Nuova vita ai tuoi vestiti con POPUPLOP!
La moda è espressione di personalità, di valori e stile di vita, in altre parole è parte della nostra identità, e se da sempre è dichiarazione del ruolo che si ha nella società, oggi più che mai è anche affermazione dei valori che vorremmo venissero promossi e adottati.
Metallari, emo, fricchettoni, hypster, radical chic… a qualunque gruppo si appartenga, qualunque desinenza abbiamo scelto per il nostro pronome, possiamo fare della seconda pelle che sono i nostri abiti un messaggio per parlare di sostenibilità, ambientale e sociale.
Su queste riflessioni nasce Popuplop, un progetto di scambio di abiti usati, totalmente libero e autogestito, che ha dato il via a una rete internazionale con l’obiettivo, oltre all’avvio di piccoli mulinelli di economia circolare come quello qui a DumBO, di creare una community che, consapevole del potere della condivisione, ne fa il suo motore propulsore.
Nel 2022 nasce Popuplop, in Danimarca ad Aalborg, ma già l’anno successivo, nell’estate del 2023 arriva in Italia, a Modena, grazie ad Anna Carolina, che ha abbinato l’attitudine al riuso tramandatole dalla madre, alla sua personale esperienza sull’importanza della condivisione.
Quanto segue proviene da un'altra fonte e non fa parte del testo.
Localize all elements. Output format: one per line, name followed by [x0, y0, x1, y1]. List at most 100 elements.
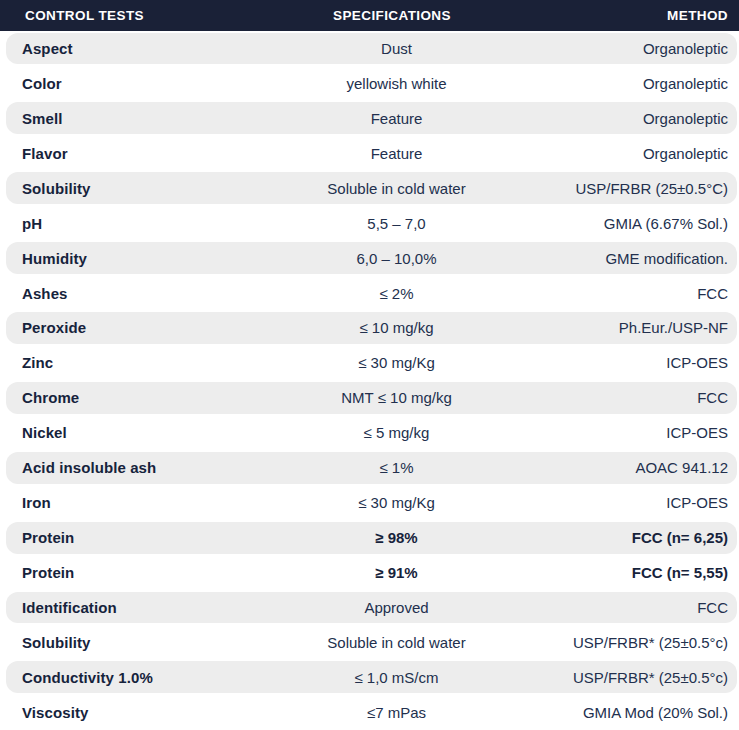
method-cell: FCC: [507, 389, 737, 406]
specification-cell: ≤ 30 mg/Kg: [286, 494, 507, 511]
row-band: Ashes≤ 2%FCC: [6, 277, 737, 309]
test-name-cell: Ashes: [6, 285, 286, 302]
table-row: Viscosity≤7 mPasGMIA Mod (20% Sol.): [0, 695, 739, 730]
row-band: Viscosity≤7 mPasGMIA Mod (20% Sol.): [6, 696, 737, 728]
test-name-cell: Nickel: [6, 424, 286, 441]
method-cell: FCC: [507, 285, 737, 302]
test-name-cell: Iron: [6, 494, 286, 511]
row-band: Nickel≤ 5 mg/kgICP-OES: [6, 417, 737, 449]
test-name-cell: Viscosity: [6, 704, 286, 721]
row-band: Coloryellowish whiteOrganoleptic: [6, 67, 737, 99]
table-row: Zinc≤ 30 mg/KgICP-OES: [0, 345, 739, 380]
test-name-cell: Identification: [6, 599, 286, 616]
table-row: ChromeNMT ≤ 10 mg/kgFCC: [0, 380, 739, 415]
specification-cell: ≤ 1,0 mS/cm: [286, 669, 507, 686]
test-name-cell: pH: [6, 215, 286, 232]
row-band: Peroxide≤ 10 mg/kgPh.Eur./USP-NF: [6, 312, 737, 344]
table-header-row: CONTROL TESTS SPECIFICATIONS METHOD: [0, 0, 739, 31]
test-name-cell: Zinc: [6, 354, 286, 371]
test-name-cell: Flavor: [6, 145, 286, 162]
test-name-cell: Peroxide: [6, 319, 286, 336]
row-band: ChromeNMT ≤ 10 mg/kgFCC: [6, 382, 737, 414]
row-band: IdentificationApprovedFCC: [6, 592, 737, 624]
test-name-cell: Solubility: [6, 634, 286, 651]
specification-cell: ≤7 mPas: [286, 704, 507, 721]
method-cell: Organoleptic: [507, 145, 737, 162]
specification-cell: NMT ≤ 10 mg/kg: [286, 389, 507, 406]
row-band: SolubilitySoluble in cold waterUSP/FRBR …: [6, 172, 737, 204]
test-name-cell: Humidity: [6, 250, 286, 267]
test-name-cell: Acid insoluble ash: [6, 459, 286, 476]
method-cell: FCC (n= 5,55): [507, 564, 737, 581]
specification-cell: 6,0 – 10,0%: [286, 250, 507, 267]
method-cell: Ph.Eur./USP-NF: [507, 319, 737, 336]
method-cell: Organoleptic: [507, 40, 737, 57]
table-row: Acid insoluble ash≤ 1%AOAC 941.12: [0, 450, 739, 485]
method-cell: ICP-OES: [507, 354, 737, 371]
test-name-cell: Color: [6, 75, 286, 92]
specification-cell: Soluble in cold water: [286, 634, 507, 651]
method-cell: ICP-OES: [507, 424, 737, 441]
test-name-cell: Smell: [6, 110, 286, 127]
specification-cell: Approved: [286, 599, 507, 616]
specification-cell: ≤ 10 mg/kg: [286, 319, 507, 336]
header-cell-control-tests: CONTROL TESTS: [25, 8, 286, 23]
row-band: pH5,5 – 7,0GMIA (6.67% Sol.): [6, 207, 737, 239]
table-row: Peroxide≤ 10 mg/kgPh.Eur./USP-NF: [0, 311, 739, 346]
specification-cell: ≥ 98%: [286, 529, 507, 546]
row-band: FlavorFeatureOrganoleptic: [6, 137, 737, 169]
table-row: Coloryellowish whiteOrganoleptic: [0, 66, 739, 101]
method-cell: Organoleptic: [507, 110, 737, 127]
table-row: Protein≥ 91%FCC (n= 5,55): [0, 555, 739, 590]
row-band: Conductivity 1.0%≤ 1,0 mS/cmUSP/FRBR* (2…: [6, 661, 737, 693]
test-name-cell: Conductivity 1.0%: [6, 669, 286, 686]
specification-cell: Feature: [286, 110, 507, 127]
row-band: AspectDustOrganoleptic: [6, 33, 737, 65]
table-body: AspectDustOrganolepticColoryellowish whi…: [0, 31, 739, 730]
method-cell: ICP-OES: [507, 494, 737, 511]
table-row: SmellFeatureOrganoleptic: [0, 101, 739, 136]
table-row: SolubilitySoluble in cold waterUSP/FRBR*…: [0, 625, 739, 660]
row-band: Iron≤ 30 mg/KgICP-OES: [6, 487, 737, 519]
method-cell: AOAC 941.12: [507, 459, 737, 476]
table-row: Humidity6,0 – 10,0%GME modification.: [0, 241, 739, 276]
table-row: Conductivity 1.0%≤ 1,0 mS/cmUSP/FRBR* (2…: [0, 660, 739, 695]
method-cell: USP/FRBR (25±0.5°C): [507, 180, 737, 197]
table-row: FlavorFeatureOrganoleptic: [0, 136, 739, 171]
row-band: SolubilitySoluble in cold waterUSP/FRBR*…: [6, 626, 737, 658]
test-name-cell: Aspect: [6, 40, 286, 57]
method-cell: FCC (n= 6,25): [507, 529, 737, 546]
test-name-cell: Solubility: [6, 180, 286, 197]
specification-cell: Feature: [286, 145, 507, 162]
table-row: AspectDustOrganoleptic: [0, 31, 739, 66]
table-row: SolubilitySoluble in cold waterUSP/FRBR …: [0, 171, 739, 206]
row-band: Protein≥ 98%FCC (n= 6,25): [6, 522, 737, 554]
test-name-cell: Chrome: [6, 389, 286, 406]
method-cell: USP/FRBR* (25±0.5°c): [507, 634, 737, 651]
method-cell: GMIA (6.67% Sol.): [507, 215, 737, 232]
specification-cell: Dust: [286, 40, 507, 57]
row-band: SmellFeatureOrganoleptic: [6, 102, 737, 134]
method-cell: FCC: [507, 599, 737, 616]
method-cell: GME modification.: [507, 250, 737, 267]
specification-cell: ≤ 2%: [286, 285, 507, 302]
test-name-cell: Protein: [6, 564, 286, 581]
header-cell-specifications: SPECIFICATIONS: [286, 8, 498, 23]
row-band: Humidity6,0 – 10,0%GME modification.: [6, 242, 737, 274]
specification-cell: ≥ 91%: [286, 564, 507, 581]
table-row: IdentificationApprovedFCC: [0, 590, 739, 625]
specification-cell: 5,5 – 7,0: [286, 215, 507, 232]
control-tests-table: CONTROL TESTS SPECIFICATIONS METHOD Aspe…: [0, 0, 739, 730]
specification-cell: yellowish white: [286, 75, 507, 92]
method-cell: USP/FRBR* (25±0.5°c): [507, 669, 737, 686]
table-row: Iron≤ 30 mg/KgICP-OES: [0, 485, 739, 520]
table-row: Ashes≤ 2%FCC: [0, 276, 739, 311]
specification-cell: ≤ 1%: [286, 459, 507, 476]
table-row: Nickel≤ 5 mg/kgICP-OES: [0, 415, 739, 450]
row-band: Acid insoluble ash≤ 1%AOAC 941.12: [6, 452, 737, 484]
specification-cell: Soluble in cold water: [286, 180, 507, 197]
specification-cell: ≤ 5 mg/kg: [286, 424, 507, 441]
row-band: Zinc≤ 30 mg/KgICP-OES: [6, 347, 737, 379]
test-name-cell: Protein: [6, 529, 286, 546]
header-cell-method: METHOD: [498, 8, 728, 23]
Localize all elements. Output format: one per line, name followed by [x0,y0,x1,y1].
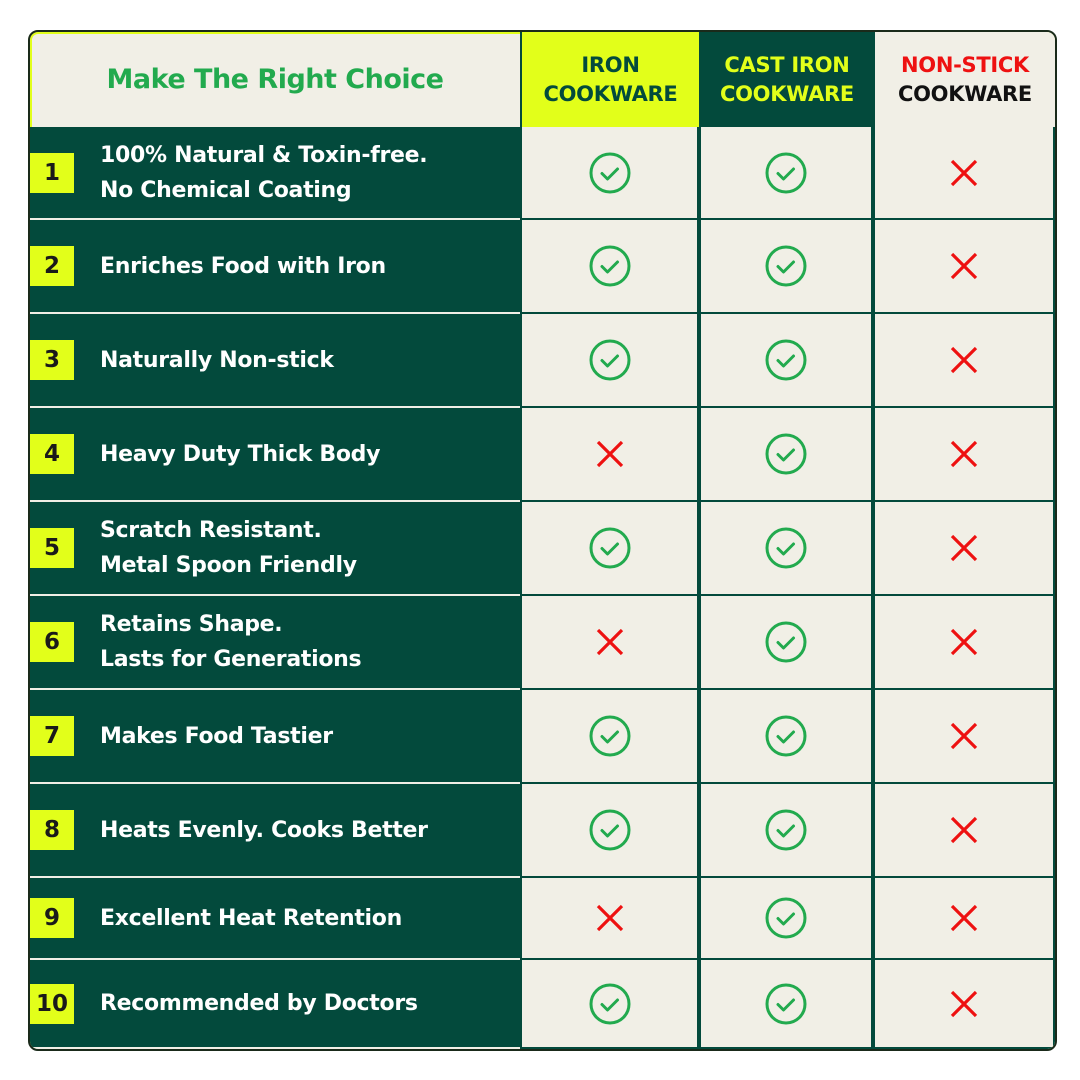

Anna infatti vive in Danimarca, paese dove i negozi di seconda mano sono cool ed esistono numerosi centri di riuso o semplicemente cassettine di legno e relle in giro in strada dove chiunque può lasciare ciò che non usa più a titolo gratuito, con la speranza che qualcun altro possa usufruirne. In questo contesto ha modo di notare come alcuni sistemi funzionino solo se c’è apertura mentale e condivisione.
La riflessione si amplia quindi alle potenzialità di un sistema di economia condivisa e collaborativa, che fa della community il suo punto di forza, anzi, la sua condizione di esistenza.
A DumBO, come in molti altri centri culturali, siamo consapevoli dell’importanza che ha il potere di informare e coinvolgere comunità che nella connessione e nella condivisione di idee comuni trovano la forza di promuovere azioni e ambire così ad un impatto significativo e reale.
Qualcuno potrebbe dire “nulla di nuovo”: lo scambio di vestiti e di altri oggetti, che ad oggi conosciamo ormai tutti con il nome di swap, è una pratica che abbiamo già vissuto nella nostra infanzia, e che già per i nostri nonni era consuetudine e parte integrante dell’economia famigliare.
Perché allora d’un tratto tanta attenzione?
Ci siamo forse resi conto che dare un nome a questa abitudine la isola e al contempo la mette in evidenza, dandoci così l’opportunità di elaborare e modificare questa pratica sulle esigenze del presente, spronandoci a riflettere di conseguenza sulle nostre azioni. Gli abiti che indossiamo ci raccontano agli altri sì, ma è la modalità con cui li scegliamo, compriamo o scambiamo che dimostra le nostre abitudini e i nostri valori e trasforma quello che normalmente è simbolo, di status sociale, condizione, pensiero politico, in vera e propria azione, reale e concreta, e che proprio in quanto tale ci permette di ambire al futuro che crediamo sia più giusto con la speranza maggiore di chi si impegna in prima battuta per ottenerlo.